There’s also a more subtle point: alleged copyright infringements get decided in court, on a case by case basis. Even if you believe you’re doing something that a court would eventually rule to be fair use, you probably won’t want to take the chance when there’s a credible threat of a lawsuit — not unless you have some very strong and absolutely clear reason that the suit couldn’t possibly succeed, something on the order of “Are you insane? Of course it isn’t copyrighted; it’s from the 16th century.” Maybe a title isn’t copyrightable, but a large and aggressive estate, with lots of money to pay lawyers, could undoubtedly find some argument that isn’t prima facie absurd — arguing that the title suggests it to be a derived work, for example.
It’s not at all clear to me, for example, that there’s any genuine basis in the text of the law for things like “character copyright”, or for the idea that you need to ask permission to quote even a single line of a song, or for the “hot news doctrine”, but in practice those things restrict what writers and publishers do. If we did have a 400 year old estate guarding precious and lucrative works, I think they’d have every incentive to be aggressive in pushing the boundaries of legal doctrines and I think they’d have a large enough legal department, with enough institutional experience, to make some pretty credible threats. In a world like that, I’d probably stay far away from the title of any work whose copyright was owned by such an estate.

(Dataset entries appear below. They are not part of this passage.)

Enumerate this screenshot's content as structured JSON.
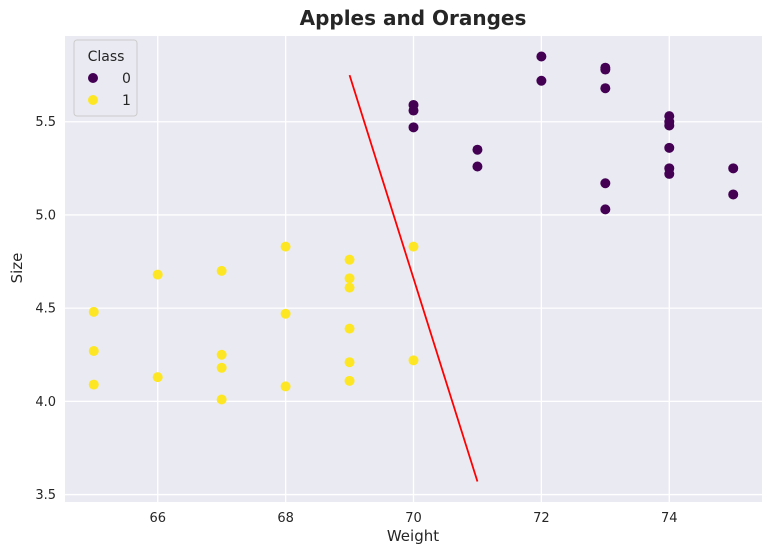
{
  "chart_data": {
    "type": "scatter",
    "title": "Apples and Oranges",
    "xlabel": "Weight",
    "ylabel": "Size",
    "xlim": [
      64.55,
      75.45
    ],
    "ylim": [
      3.46,
      5.96
    ],
    "xticks": [
      "66",
      "68",
      "70",
      "72",
      "74"
    ],
    "yticks": [
      "3.5",
      "4.0",
      "4.5",
      "5.0",
      "5.5"
    ],
    "grid": true,
    "legend": {
      "title": "Class",
      "placement": "top-left",
      "entries": [
        "0",
        "1"
      ]
    },
    "series": [
      {
        "name": "0",
        "color": "#440154",
        "points": [
          [
            70,
            5.59
          ],
          [
            70,
            5.56
          ],
          [
            70,
            5.47
          ],
          [
            71,
            5.35
          ],
          [
            71,
            5.26
          ],
          [
            72,
            5.85
          ],
          [
            72,
            5.72
          ],
          [
            73,
            5.79
          ],
          [
            73,
            5.78
          ],
          [
            73,
            5.68
          ],
          [
            73,
            5.17
          ],
          [
            73,
            5.03
          ],
          [
            74,
            5.53
          ],
          [
            74,
            5.5
          ],
          [
            74,
            5.48
          ],
          [
            74,
            5.36
          ],
          [
            74,
            5.25
          ],
          [
            74,
            5.22
          ],
          [
            75,
            5.25
          ],
          [
            75,
            5.11
          ]
        ]
      },
      {
        "name": "1",
        "color": "#fde725",
        "points": [
          [
            65,
            4.48
          ],
          [
            65,
            4.27
          ],
          [
            65,
            4.09
          ],
          [
            66,
            4.68
          ],
          [
            66,
            4.13
          ],
          [
            67,
            4.7
          ],
          [
            67,
            4.25
          ],
          [
            67,
            4.18
          ],
          [
            67,
            4.01
          ],
          [
            68,
            4.83
          ],
          [
            68,
            4.47
          ],
          [
            68,
            4.08
          ],
          [
            69,
            4.76
          ],
          [
            69,
            4.66
          ],
          [
            69,
            4.61
          ],
          [
            69,
            4.39
          ],
          [
            69,
            4.21
          ],
          [
            69,
            4.11
          ],
          [
            70,
            4.83
          ],
          [
            70,
            4.22
          ]
        ]
      }
    ],
    "decision_line": {
      "color": "#ff0000",
      "points": [
        [
          69,
          5.75
        ],
        [
          71,
          3.57
        ]
      ]
    }
  }
}
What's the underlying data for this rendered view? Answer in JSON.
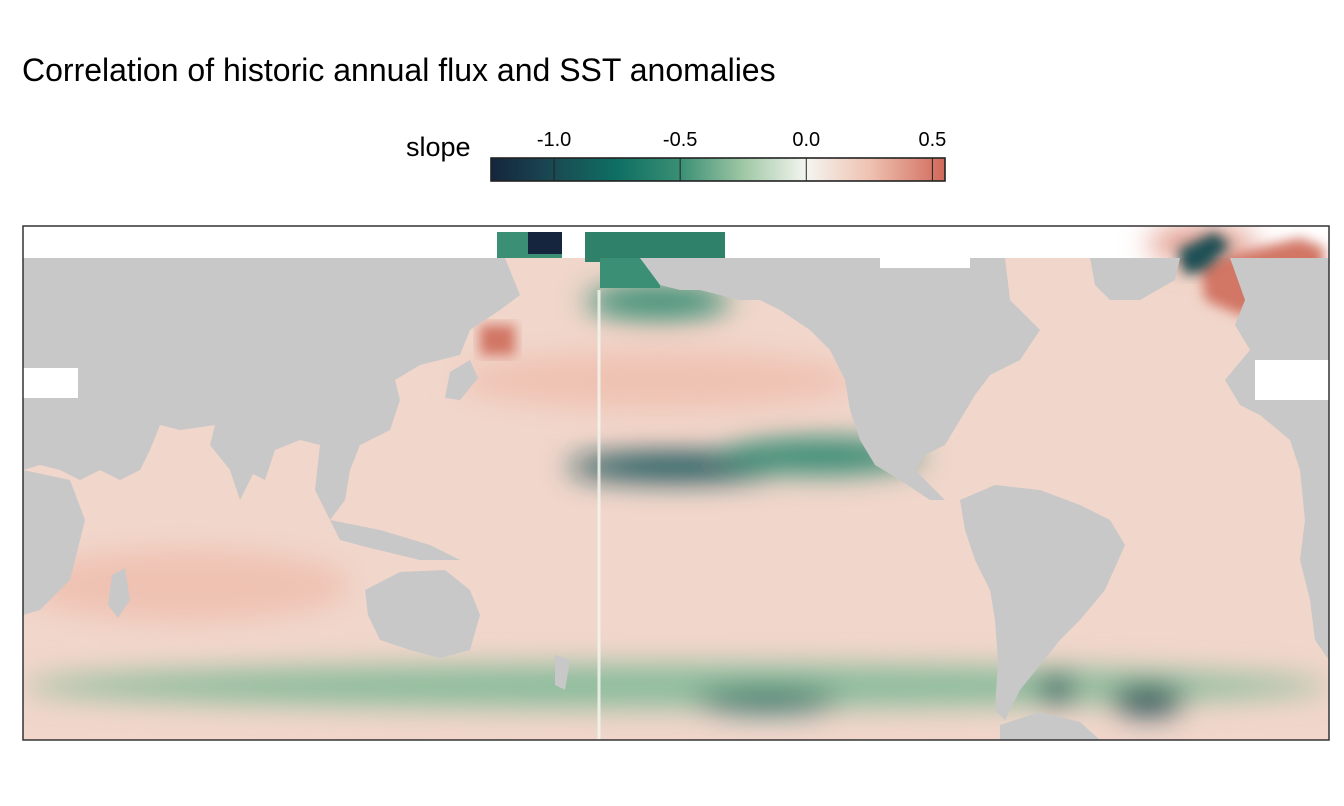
{
  "chart_data": {
    "type": "heatmap",
    "title": "Correlation of historic annual flux and SST anomalies",
    "legend": {
      "title": "slope",
      "placement": "top",
      "range": [
        -1.25,
        0.55
      ],
      "ticks": [
        "-1.0",
        "-0.5",
        "0.0",
        "0.5"
      ],
      "tick_values": [
        -1.0,
        -0.5,
        0.0,
        0.5
      ],
      "colormap": [
        {
          "v": -1.25,
          "c": "#14253d"
        },
        {
          "v": -1.0,
          "c": "#1a4a53"
        },
        {
          "v": -0.75,
          "c": "#0e6f63"
        },
        {
          "v": -0.5,
          "c": "#3a8f74"
        },
        {
          "v": -0.25,
          "c": "#9fc7a5"
        },
        {
          "v": 0.0,
          "c": "#f4f5f0"
        },
        {
          "v": 0.25,
          "c": "#efc2b2"
        },
        {
          "v": 0.55,
          "c": "#d0695a"
        }
      ]
    },
    "map": {
      "land_color": "#c8c8c8",
      "missing_color": "#ffffff",
      "frame_color": "#333333",
      "x_range": [
        20,
        380
      ],
      "y_range": [
        -78,
        65
      ],
      "regions": [
        {
          "kind": "ocean",
          "slope": 0.15,
          "lon_range": [
            20,
            380
          ],
          "lat_range": [
            -78,
            65
          ]
        },
        {
          "kind": "field",
          "slope": -0.95,
          "lon": 200,
          "lat": -2,
          "sx": 30,
          "sy": 4
        },
        {
          "kind": "field",
          "slope": -0.55,
          "lon": 240,
          "lat": 1,
          "sx": 28,
          "sy": 5
        },
        {
          "kind": "field",
          "slope": -0.5,
          "lon": 195,
          "lat": 44,
          "sx": 20,
          "sy": 5
        },
        {
          "kind": "field",
          "slope": -0.3,
          "lon": 200,
          "lat": -63,
          "sx": 180,
          "sy": 6
        },
        {
          "kind": "field",
          "slope": -0.8,
          "lon": 225,
          "lat": -67,
          "sx": 20,
          "sy": 3
        },
        {
          "kind": "field",
          "slope": -1.0,
          "lon": 330,
          "lat": -67,
          "sx": 10,
          "sy": 4
        },
        {
          "kind": "field",
          "slope": -0.9,
          "lon": 305,
          "lat": -64,
          "sx": 5,
          "sy": 4
        },
        {
          "kind": "field",
          "slope": 0.4,
          "lon": 345,
          "lat": 60,
          "sx": 15,
          "sy": 5
        },
        {
          "kind": "field",
          "slope": 0.25,
          "lon": 65,
          "lat": -35,
          "sx": 45,
          "sy": 10
        },
        {
          "kind": "field",
          "slope": 0.25,
          "lon": 195,
          "lat": 22,
          "sx": 55,
          "sy": 8
        }
      ]
    }
  }
}
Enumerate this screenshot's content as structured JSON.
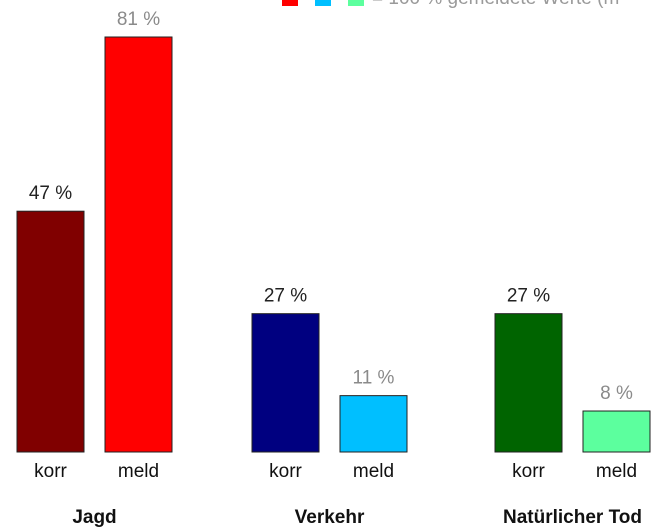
{
  "chart_data": {
    "type": "bar",
    "legend_text": "= 100 % gemeldete Werte (m",
    "categories": [
      "Jagd",
      "Verkehr",
      "Natürlicher Tod"
    ],
    "series": [
      {
        "name": "korr",
        "colors": [
          "#800000",
          "#000080",
          "#006400"
        ],
        "label_color": "#222222",
        "values": [
          47,
          27,
          27
        ],
        "value_labels": [
          "47 %",
          "27 %",
          "27 %"
        ]
      },
      {
        "name": "meld",
        "colors": [
          "#ff0000",
          "#00bfff",
          "#5cff9e"
        ],
        "label_color": "#8a8a8a",
        "values": [
          81,
          11,
          8
        ],
        "value_labels": [
          "81 %",
          "11 %",
          "8 %"
        ]
      }
    ]
  }
}
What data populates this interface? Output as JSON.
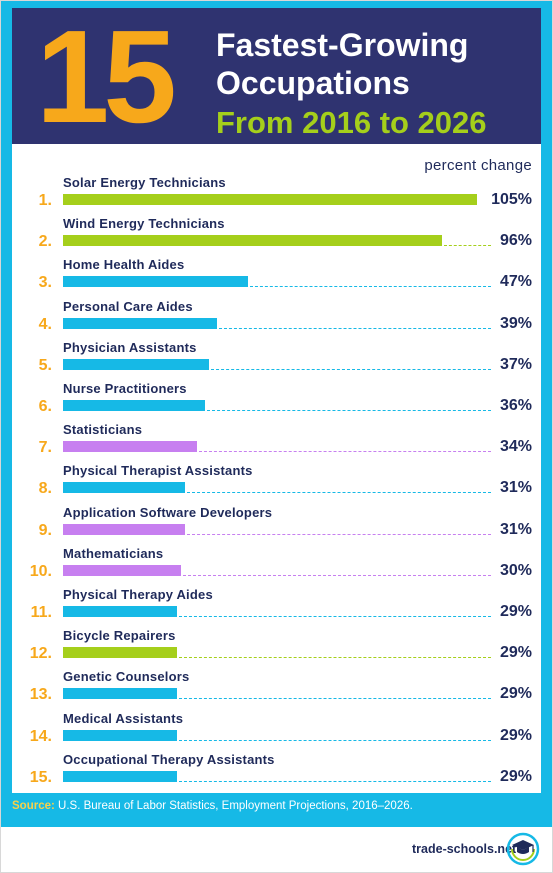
{
  "header": {
    "number": "15",
    "title_line1": "Fastest-Growing",
    "title_line2": "Occupations",
    "title_line3": "From 2016 to 2026"
  },
  "chart_data": {
    "type": "bar",
    "title": "15 Fastest-Growing Occupations From 2016 to 2026",
    "value_label": "percent change",
    "xlim": [
      0,
      105
    ],
    "categories": [
      "Solar Energy Technicians",
      "Wind Energy Technicians",
      "Home Health Aides",
      "Personal Care Aides",
      "Physician Assistants",
      "Nurse Practitioners",
      "Statisticians",
      "Physical Therapist Assistants",
      "Application Software Developers",
      "Mathematicians",
      "Physical Therapy Aides",
      "Bicycle Repairers",
      "Genetic Counselors",
      "Medical Assistants",
      "Occupational Therapy Assistants"
    ],
    "ranks": [
      "1.",
      "2.",
      "3.",
      "4.",
      "5.",
      "6.",
      "7.",
      "8.",
      "9.",
      "10.",
      "11.",
      "12.",
      "13.",
      "14.",
      "15."
    ],
    "values": [
      105,
      96,
      47,
      39,
      37,
      36,
      34,
      31,
      31,
      30,
      29,
      29,
      29,
      29,
      29
    ],
    "value_labels": [
      "105%",
      "96%",
      "47%",
      "39%",
      "37%",
      "36%",
      "34%",
      "31%",
      "31%",
      "30%",
      "29%",
      "29%",
      "29%",
      "29%",
      "29%"
    ],
    "bar_colors": [
      "#a5cf1b",
      "#a5cf1b",
      "#16b9e6",
      "#16b9e6",
      "#16b9e6",
      "#16b9e6",
      "#c77ff0",
      "#16b9e6",
      "#c77ff0",
      "#c77ff0",
      "#16b9e6",
      "#a5cf1b",
      "#16b9e6",
      "#16b9e6",
      "#16b9e6"
    ]
  },
  "footer": {
    "source_label": "Source:",
    "source_text": " U.S. Bureau of Labor Statistics, Employment Projections, 2016–2026.",
    "site": "trade-schools.net"
  },
  "colors": {
    "navy": "#2f3370",
    "orange": "#f7a81b",
    "green": "#a5cf1b",
    "cyan": "#16b9e6",
    "purple": "#c77ff0",
    "text": "#1f2a5a"
  }
}
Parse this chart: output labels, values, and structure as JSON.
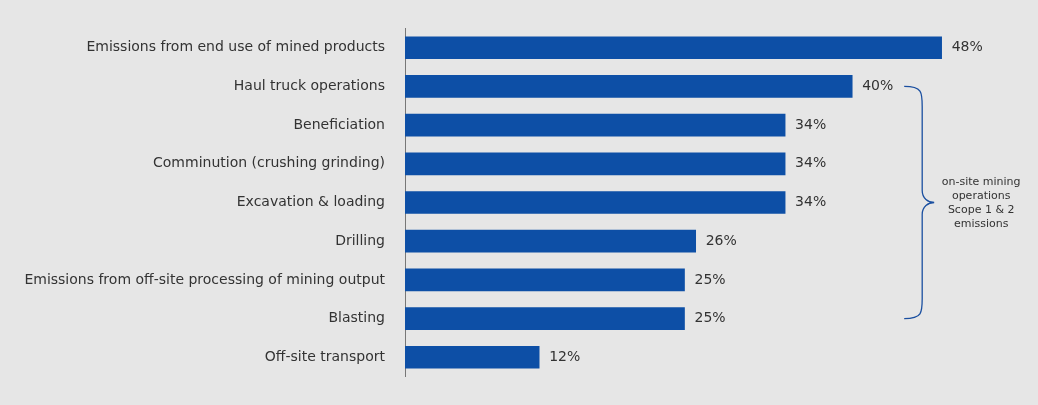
{
  "chart_data": {
    "type": "bar",
    "orientation": "horizontal",
    "categories": [
      "Emissions from end use of mined products",
      "Haul truck operations",
      "Beneficiation",
      "Comminution (crushing grinding)",
      "Excavation & loading",
      "Drilling",
      "Emissions from off-site processing of mining output",
      "Blasting",
      "Off-site transport"
    ],
    "values": [
      48,
      40,
      34,
      34,
      34,
      26,
      25,
      25,
      12
    ],
    "value_labels": [
      "48%",
      "40%",
      "34%",
      "34%",
      "34%",
      "26%",
      "25%",
      "25%",
      "12%"
    ],
    "color": "#0d4fa6",
    "annotations": [
      "on-site mining operations Scope 1 & 2 emissions"
    ],
    "legend": false
  }
}
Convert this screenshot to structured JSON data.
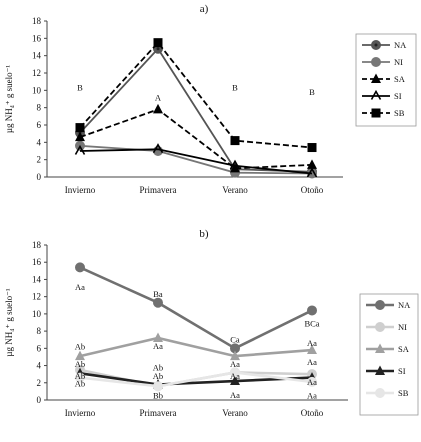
{
  "chart_data": [
    {
      "type": "line",
      "panel_label": "a)",
      "ylabel": "µg NH₄⁺ g suelo⁻¹",
      "categories": [
        "Invierno",
        "Primavera",
        "Verano",
        "Otoño"
      ],
      "ylim": [
        0,
        18
      ],
      "yticks": [
        0,
        2,
        4,
        6,
        8,
        10,
        12,
        14,
        16,
        18
      ],
      "grid": false,
      "legend_position": "right",
      "series": [
        {
          "name": "NA",
          "values": [
            5.1,
            14.8,
            0.9,
            0.6
          ],
          "color": "#555555",
          "dash": "solid",
          "marker": "circle-dot"
        },
        {
          "name": "NI",
          "values": [
            3.6,
            3.0,
            0.5,
            0.4
          ],
          "color": "#777777",
          "dash": "solid",
          "marker": "circle"
        },
        {
          "name": "SA",
          "values": [
            4.6,
            7.8,
            1.0,
            1.4
          ],
          "color": "#000000",
          "dash": "dashed",
          "marker": "triangle"
        },
        {
          "name": "SI",
          "values": [
            3.0,
            3.2,
            1.3,
            0.4
          ],
          "color": "#000000",
          "dash": "solid",
          "marker": "triangle-open"
        },
        {
          "name": "SB",
          "values": [
            5.7,
            15.5,
            4.2,
            3.4
          ],
          "color": "#000000",
          "dash": "dashed",
          "marker": "square"
        }
      ],
      "annotations": [
        {
          "text": "B",
          "x": "Invierno",
          "y": 10.3
        },
        {
          "text": "A",
          "x": "Primavera",
          "y": 9.2
        },
        {
          "text": "B",
          "x": "Verano",
          "y": 10.3
        },
        {
          "text": "B",
          "x": "Otoño",
          "y": 9.8
        }
      ]
    },
    {
      "type": "line",
      "panel_label": "b)",
      "ylabel": "µg NH₄⁺ g suelo⁻¹",
      "categories": [
        "Invierno",
        "Primavera",
        "Verano",
        "Otoño"
      ],
      "ylim": [
        0,
        18
      ],
      "yticks": [
        0,
        2,
        4,
        6,
        8,
        10,
        12,
        14,
        16,
        18
      ],
      "grid": false,
      "legend_position": "right",
      "series": [
        {
          "name": "NA",
          "values": [
            15.4,
            11.3,
            6.0,
            10.4
          ],
          "color": "#707070",
          "dash": "solid",
          "marker": "circle"
        },
        {
          "name": "NI",
          "values": [
            3.5,
            1.6,
            3.2,
            3.0
          ],
          "color": "#cfcfcf",
          "dash": "solid",
          "marker": "circle"
        },
        {
          "name": "SA",
          "values": [
            5.1,
            7.2,
            5.1,
            5.8
          ],
          "color": "#a0a0a0",
          "dash": "solid",
          "marker": "triangle"
        },
        {
          "name": "SI",
          "values": [
            3.1,
            1.8,
            2.2,
            2.6
          ],
          "color": "#222222",
          "dash": "solid",
          "marker": "triangle"
        },
        {
          "name": "SB",
          "values": [
            2.6,
            1.6,
            3.2,
            2.1
          ],
          "color": "#e6e6e6",
          "dash": "solid",
          "marker": "circle"
        }
      ],
      "annotations": [
        {
          "text": "Aa",
          "x": "Invierno",
          "y": 13.1
        },
        {
          "text": "Ba",
          "x": "Primavera",
          "y": 12.3
        },
        {
          "text": "Ca",
          "x": "Verano",
          "y": 7.0
        },
        {
          "text": "BCa",
          "x": "Otoño",
          "y": 8.9
        },
        {
          "text": "Ab",
          "x": "Invierno",
          "y": 6.2
        },
        {
          "text": "Aa",
          "x": "Primavera",
          "y": 6.3
        },
        {
          "text": "Aa",
          "x": "Verano",
          "y": 4.2
        },
        {
          "text": "Aa",
          "x": "Otoño",
          "y": 6.6
        },
        {
          "text": "Ab",
          "x": "Invierno",
          "y": 4.2
        },
        {
          "text": "Ab",
          "x": "Invierno",
          "y": 2.8
        },
        {
          "text": "Ab",
          "x": "Invierno",
          "y": 1.9
        },
        {
          "text": "Ab",
          "x": "Primavera",
          "y": 2.8
        },
        {
          "text": "Ab",
          "x": "Primavera",
          "y": 3.8
        },
        {
          "text": "Bb",
          "x": "Primavera",
          "y": 0.5
        },
        {
          "text": "Aa",
          "x": "Verano",
          "y": 2.8
        },
        {
          "text": "Aa",
          "x": "Verano",
          "y": 0.6
        },
        {
          "text": "Aa",
          "x": "Otoño",
          "y": 4.4
        },
        {
          "text": "Aa",
          "x": "Otoño",
          "y": 2.1
        },
        {
          "text": "Aa",
          "x": "Otoño",
          "y": 0.5
        }
      ]
    }
  ]
}
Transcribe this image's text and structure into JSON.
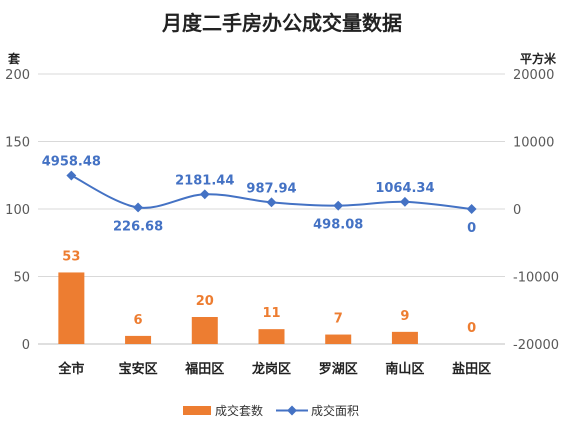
{
  "chart_data": {
    "type": "bar",
    "title": "月度二手房办公成交量数据",
    "categories": [
      "全市",
      "宝安区",
      "福田区",
      "龙岗区",
      "罗湖区",
      "南山区",
      "盐田区"
    ],
    "ylabel": "套",
    "y2label": "平方米",
    "ylim": [
      0,
      200
    ],
    "yticks": [
      "0",
      "50",
      "100",
      "150",
      "200"
    ],
    "y2lim": [
      -20000,
      20000
    ],
    "y2ticks": [
      "-20000",
      "-10000",
      "0",
      "10000",
      "20000"
    ],
    "grid": true,
    "legend_position": "bottom",
    "series": [
      {
        "name": "成交套数",
        "type": "bar",
        "axis": "left",
        "color": "#ED7D31",
        "values": [
          53,
          6,
          20,
          11,
          7,
          9,
          0
        ],
        "labels": [
          "53",
          "6",
          "20",
          "11",
          "7",
          "9",
          "0"
        ]
      },
      {
        "name": "成交面积",
        "type": "line",
        "axis": "right",
        "color": "#4472C4",
        "marker": "diamond",
        "values": [
          4958.48,
          226.68,
          2181.44,
          987.94,
          498.08,
          1064.34,
          0
        ],
        "labels": [
          "4958.48",
          "226.68",
          "2181.44",
          "987.94",
          "498.08",
          "1064.34",
          "0"
        ]
      }
    ]
  }
}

Seriously, “perpetual” is just a dumb idea, and I suspect that people who advocate for it just haven’t thought through the implications of copyright that lasts for centuries or longer. I don’t think I’ve been unfair in my example, and I haven’t chosen the most extreme case that I could have, but already we’re well beyond the time that most of us can name any of our ancestors, well beyond the lifetime of legal systems, or governments, or even countries. Haven’t these people spent a minute trying to imagine what five hundred years is like?